Building an AI Pipeline That Generates Webpage Content

Sketch of a focused man working at a desk with a laptop and creative elements around him.

Open Table of contents

The Problem with AI Content
What We’re Trying to Build
Final thoughts

The Problem with AI Content

We live in an age where online cats no longer fall from a wardrobe, or slap each other, or steal icecream from their owners. With the capabilities of AI, cats now do the dishes, ride motorcycles and fight sharks.

Those kinds of visuals are easy to make with some prompt-tinkering. But text is a bit trickier: LLMs have a distinctive style that’s often unpleasant to read: Verbose, jargon-packed, and wrapped in the dull docility of marketing language. It lacks bite.

Compare this:

Leveraging cutting-edge algorithms, our innovative solution synergizes deep learning methodologies […]

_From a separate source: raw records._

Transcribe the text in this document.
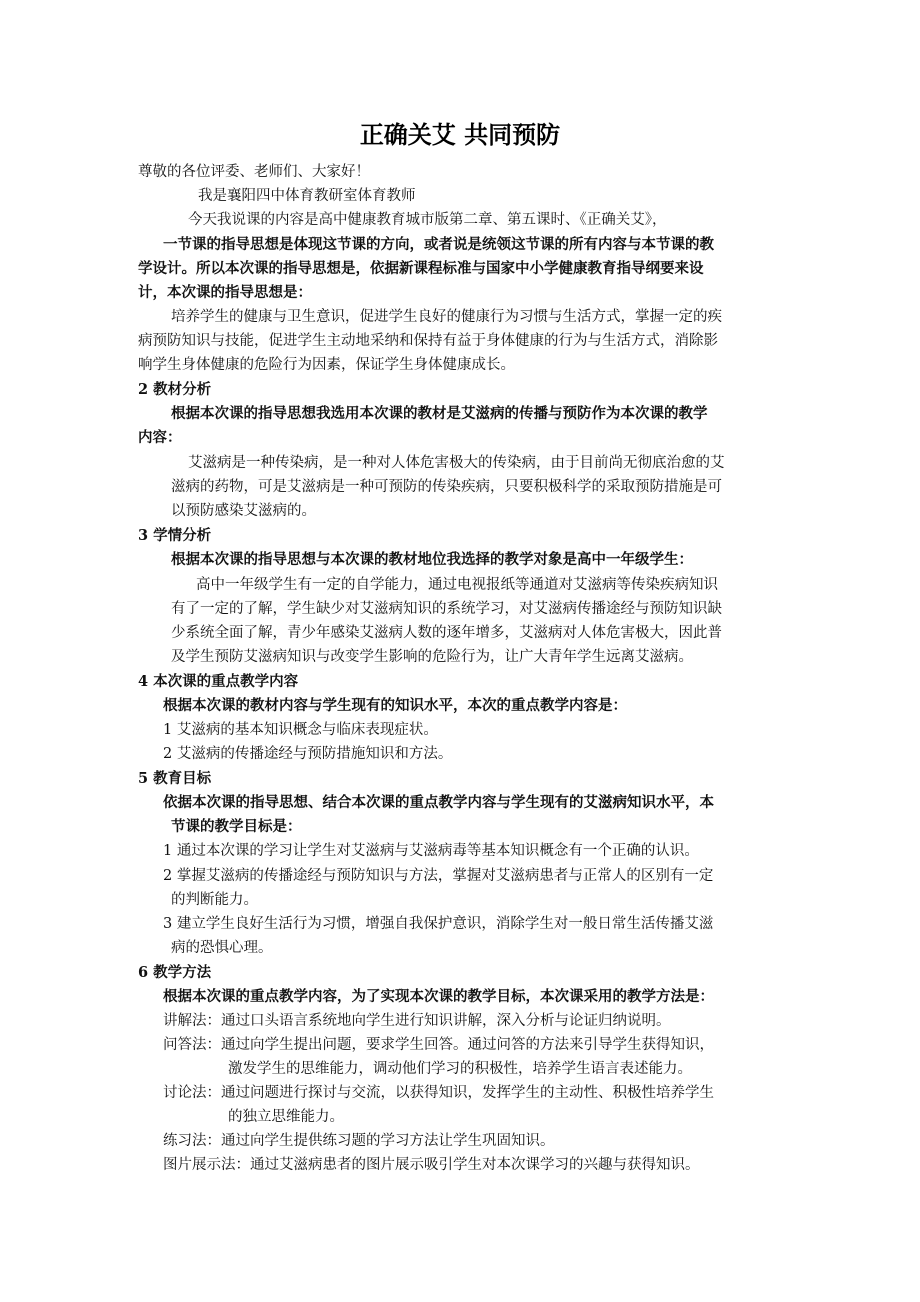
正确关艾 共同预防
尊敬的各位评委、老师们、大家好！
我是襄阳四中体育教研室体育教师
今天我说课的内容是高中健康教育城市版第二章、第五课时、《正确关艾》，
一节课的指导思想是体现这节课的方向，或者说是统领这节课的所有内容与本节课的教
学设计。所以本次课的指导思想是，依据新课程标准与国家中小学健康教育指导纲要来设
计，本次课的指导思想是：
培养学生的健康与卫生意识，促进学生良好的健康行为习惯与生活方式，掌握一定的疾
病预防知识与技能，促进学生主动地采纳和保持有益于身体健康的行为与生活方式，消除影
响学生身体健康的危险行为因素，保证学生身体健康成长。
2 教材分析
根据本次课的指导思想我选用本次课的教材是艾滋病的传播与预防作为本次课的教学
内容：
艾滋病是一种传染病，是一种对人体危害极大的传染病，由于目前尚无彻底治愈的艾
滋病的药物，可是艾滋病是一种可预防的传染疾病，只要积极科学的采取预防措施是可
以预防感染艾滋病的。
3 学情分析
根据本次课的指导思想与本次课的教材地位我选择的教学对象是高中一年级学生：
高中一年级学生有一定的自学能力，通过电视报纸等通道对艾滋病等传染疾病知识
有了一定的了解，学生缺少对艾滋病知识的系统学习，对艾滋病传播途经与预防知识缺
少系统全面了解，青少年感染艾滋病人数的逐年增多，艾滋病对人体危害极大，因此普
及学生预防艾滋病知识与改变学生影响的危险行为，让广大青年学生远离艾滋病。
4 本次课的重点教学内容
根据本次课的教材内容与学生现有的知识水平，本次的重点教学内容是：
1 艾滋病的基本知识概念与临床表现症状。
2 艾滋病的传播途经与预防措施知识和方法。
5 教育目标
依据本次课的指导思想、结合本次课的重点教学内容与学生现有的艾滋病知识水平，本
节课的教学目标是：
1 通过本次课的学习让学生对艾滋病与艾滋病毒等基本知识概念有一个正确的认识。
2 掌握艾滋病的传播途经与预防知识与方法，掌握对艾滋病患者与正常人的区别有一定
的判断能力。
3 建立学生良好生活行为习惯，增强自我保护意识，消除学生对一般日常生活传播艾滋
病的恐惧心理。
6 教学方法
根据本次课的重点教学内容，为了实现本次课的教学目标，本次课采用的教学方法是：
讲解法：通过口头语言系统地向学生进行知识讲解，深入分析与论证归纳说明。
问答法：通过向学生提出问题，要求学生回答。通过问答的方法来引导学生获得知识，
激发学生的思维能力，调动他们学习的积极性，培养学生语言表述能力。
讨论法：通过问题进行探讨与交流，以获得知识，发挥学生的主动性、积极性培养学生
的独立思维能力。
练习法：通过向学生提供练习题的学习方法让学生巩固知识。
图片展示法：通过艾滋病患者的图片展示吸引学生对本次课学习的兴趣与获得知识。
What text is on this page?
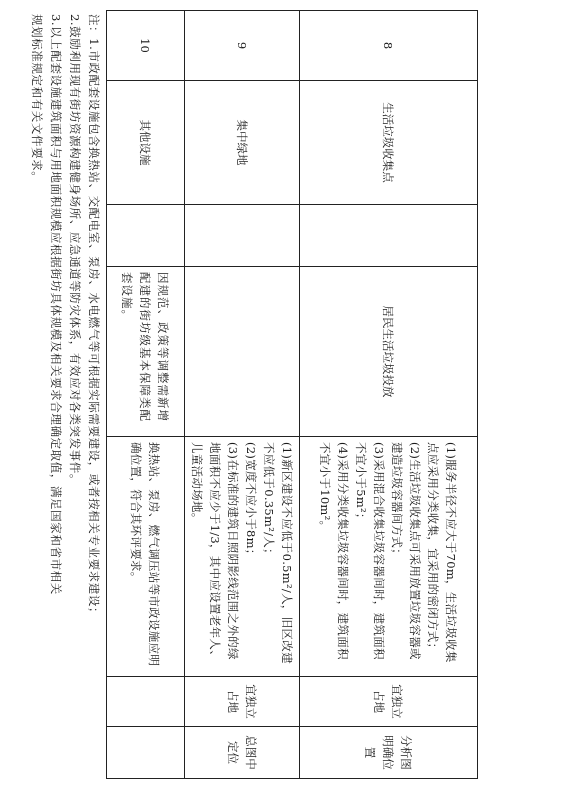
8	生活垃圾收集点		居民生活垃圾投放	(1)服务半径不应大于70m，生活垃圾收集点应采用分类收集，宜采用的密闭方式；
(2)生活垃圾收集点可采用放置垃圾容器或建造垃圾容器间方式；
(3)采用混合收集垃圾容器间时，建筑面积不宜小于5m²；
(4)采用分类收集垃圾容器间时，建筑面积不宜小于10m²。	宜独立占地	分析图明确位置
9	集中绿地			(1)新区建设不应低于0.5m²/人，旧区改建不应低于0.35m²/人；
(2)宽度不应小于8m；
(3)在标准的建筑日照阴影线范围之外的绿地面积不应少于1/3，其中应设置老年人、儿童活动场地。	宜独立占地	总图中定位
10	其他设施		因规范、政策等调整需新增配建的街坊级基本保障类配套设施。	换热站、泵房、燃气调压站等市政设施应明确位置，符合其环评要求。		

注：1.市政配套设施包含换热站、交配电室、泵房、水电燃气等可根据实际需要建设，或者按相关专业要求建设；
2.鼓励利用现有街坊资源构建健身场所、应急通道等防灾体系，有效应对各类突发事件。
3.以上配套设施建筑面积与用地面积规模应根据街坊具体规模及相关要求合理确定取值，满足国家和省市相关
规划标准规定和有关文件要求。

With a paragraph written by a software blogger:

Value: The concept of a value is a bit abstract. It’s a “thing”. A value to JavaScript is what a number is to math, or what a point is to geometry. When your program runs, its world is full of values. […]

However, AI-generated content isn’t impossible to get right. The usual tips - precise style instructions and strong examples - can give you a head start. But what is most crucial to understand is that AI doesn’t create value - it only helps to refine preexisting value.

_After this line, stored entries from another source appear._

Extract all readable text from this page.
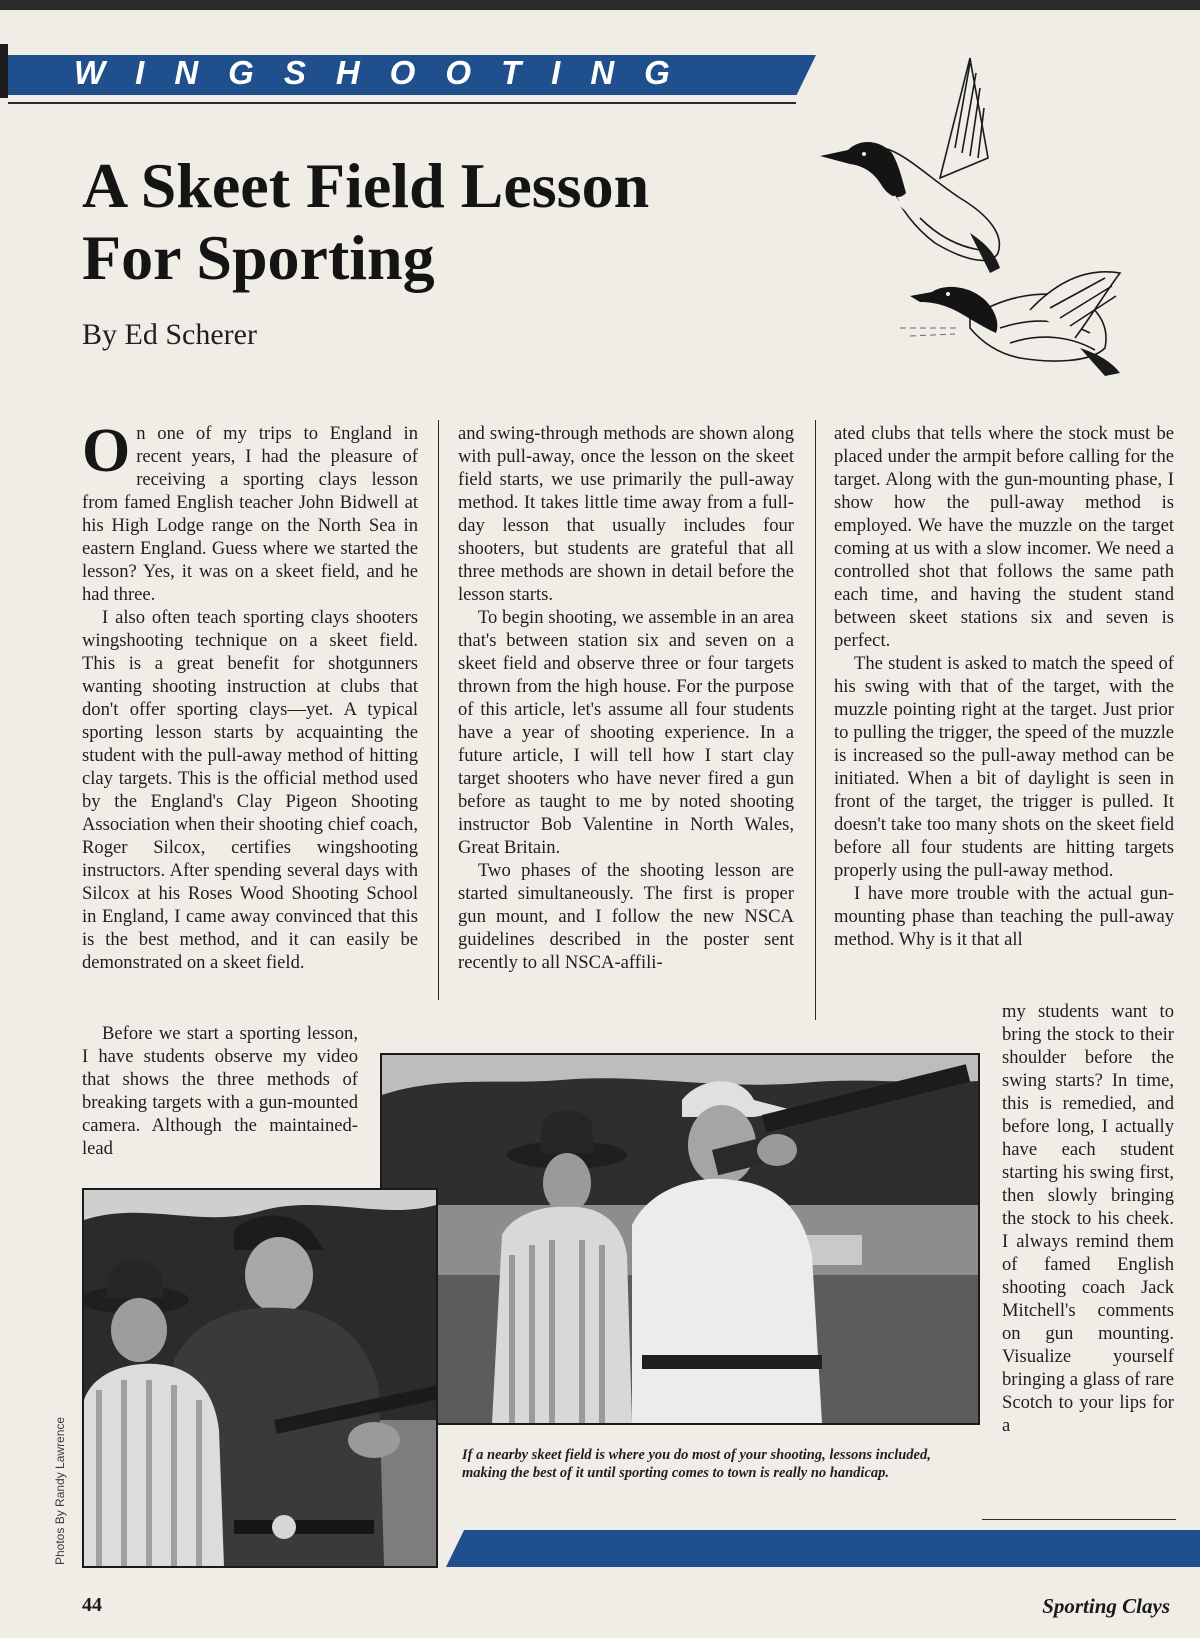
WINGSHOOTING
A Skeet Field Lesson For Sporting
By Ed Scherer

On one of my trips to England in recent years, I had the pleasure of receiving a sporting clays lesson from famed English teacher John Bidwell at his High Lodge range on the North Sea in eastern England. Guess where we started the lesson? Yes, it was on a skeet field, and he had three.

I also often teach sporting clays shooters wingshooting technique on a skeet field. This is a great benefit for shotgunners wanting shooting instruction at clubs that don't offer sporting clays—yet. A typical sporting lesson starts by acquainting the student with the pull-away method of hitting clay targets. This is the official method used by the England's Clay Pigeon Shooting Association when their shooting chief coach, Roger Silcox, certifies wingshooting instructors. After spending several days with Silcox at his Roses Wood Shooting School in England, I came away convinced that this is the best method, and it can easily be demonstrated on a skeet field.

and swing-through methods are shown along with pull-away, once the lesson on the skeet field starts, we use primarily the pull-away method. It takes little time away from a full-day lesson that usually includes four shooters, but students are grateful that all three methods are shown in detail before the lesson starts.

To begin shooting, we assemble in an area that's between station six and seven on a skeet field and observe three or four targets thrown from the high house. For the purpose of this article, let's assume all four students have a year of shooting experience. In a future article, I will tell how I start clay target shooters who have never fired a gun before as taught to me by noted shooting instructor Bob Valentine in North Wales, Great Britain.

Two phases of the shooting lesson are started simultaneously. The first is proper gun mount, and I follow the new NSCA guidelines described in the poster sent recently to all NSCA-affili-

ated clubs that tells where the stock must be placed under the armpit before calling for the target. Along with the gun-mounting phase, I show how the pull-away method is employed. We have the muzzle on the target coming at us with a slow incomer. We need a controlled shot that follows the same path each time, and having the student stand between skeet stations six and seven is perfect.

The student is asked to match the speed of his swing with that of the target, with the muzzle pointing right at the target. Just prior to pulling the trigger, the speed of the muzzle is increased so the pull-away method can be initiated. When a bit of daylight is seen in front of the target, the trigger is pulled. It doesn't take too many shots on the skeet field before all four students are hitting targets properly using the pull-away method.

I have more trouble with the actual gun-mounting phase than teaching the pull-away method. Why is it that all

Before we start a sporting lesson, I have students observe my video that shows the three methods of breaking targets with a gun-mounted camera. Although the maintained-lead

my students want to bring the stock to their shoulder before the swing starts? In time, this is remedied, and before long, I actually have each student starting his swing first, then slowly bringing the stock to his cheek. I always remind them of famed English shooting coach Jack Mitchell's comments on gun mounting. Visualize yourself bringing a glass of rare Scotch to your lips for a

If a nearby skeet field is where you do most of your shooting, lessons included, making the best of it until sporting comes to town is really no handicap.

Photos By Randy Lawrence
44	Sporting Clays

So if you want to write original content with AI, you are going to need original data.

And if you don’t have original data, you can scrape it from the web.

What We’re Trying to Build

The idea is simple: You build a web crawler that loops over a list of URLs and dumps relevant data into JSON files or a database. The raw data is then processed by a series of prompts, which transform it into a fully readable article. At its core, this is a glorified Object-to-Paragraph / JSON-to-Article pipeline:

{
  "title": "Ikiru",
  "year": 1952,
  "director": "Akira Kurosawa",
  "genre": ["Drama"],
  "summary": "A bureaucrat with a terminal illness searches for meaning in his final days."
}

Ikiru (1952), directed by Akira Kurosawa, is a quiet, haunting drama about a dying bureaucrat’s search for meaning. Faced with his mortality, he tries to break free from the routines of his life and do something that matters - if only once.

The Tech Stack

Because you want your website to rank highly on google, it’s important to optimize for SEO. Textually, this mostly means using clear headings and relevant keywords. Performance wise, you need to be careful: excessive client-side rendering and large bundles can slow a page down. Static site generators like Astro help by offloading the costly rendering process from the client’s browser. Instead this is done at build time, so that at runtime, the server’s compute is utilized for quick serving.
A database is essential for storing and querying all the scraped data. SQLite works well for a quick local setup, but if scalability is a concern, PostgreSQL is the better choice.
The LLM is the backbone of content generation, and while OpenAI is the obvious go-to, AI Inference Providers (like DeepInfra or OpenRouter) allow you to experiment quickly with different open source models.

Component	Tool	Why
Frontend	Astro	Fast static sites, great for SEO
Database	SQLite / PostgreSQL	Local dev vs scalable setup
LLM	OpenAI / DeepInfra	Content generation options

Scraping, Selecting, and Scrubbing Data

Websites that are ideal for scraping include raw data, alongside metadata and metrics: Categories, tags, and likes. These make it much easier to organize and prioritize your precious scrap heap.

You can also generate some metadata using LLM magic. LLMs are great at categorization, but things get risky when you try to generate metrics. Results intensify LLM biases, and are often unreliable or wacky.

The collected data needs to be scrubbed clean and organized so we can make some reasonable assumptions about its structure. Essentially, we need to schematize the scrap soup. This requires some reformatting and type standardization.

Another challenge is determining whether a scrap of data is legitimately informative - where does it fit on the page? Does it add value or fluff?

Prompting

I’m generally in favor of Prompt-Tinkering rather than Prompt-Engineering. Prompting isn’t the art it is sometimes made out to be. With that in mind:

Allow the LLM some creative freedom - just enough to make the writing feel natural, but not so much that it loses structure. Instead of asking for a paragraph, it’s better to request a response in Markdown format with headings, lists, and tables.
Instructing the LLM to write conversationally, occasionally ask questions, and avoid excessive jargon improves the readability. Simplifying language as much as possible forces the LLM to avoid jargon.
Steal other people’s prompts! (Check out r/ChatGPTPromptGenuis)
Only give the LLM the information it needs to perform its token prediction task - anything extra adds confusion.

Final thoughts

Hope you had fun with this. Once you’ve tweaked the knobs and start getting results you’re happy with, it can be very satisfying to see it all come together.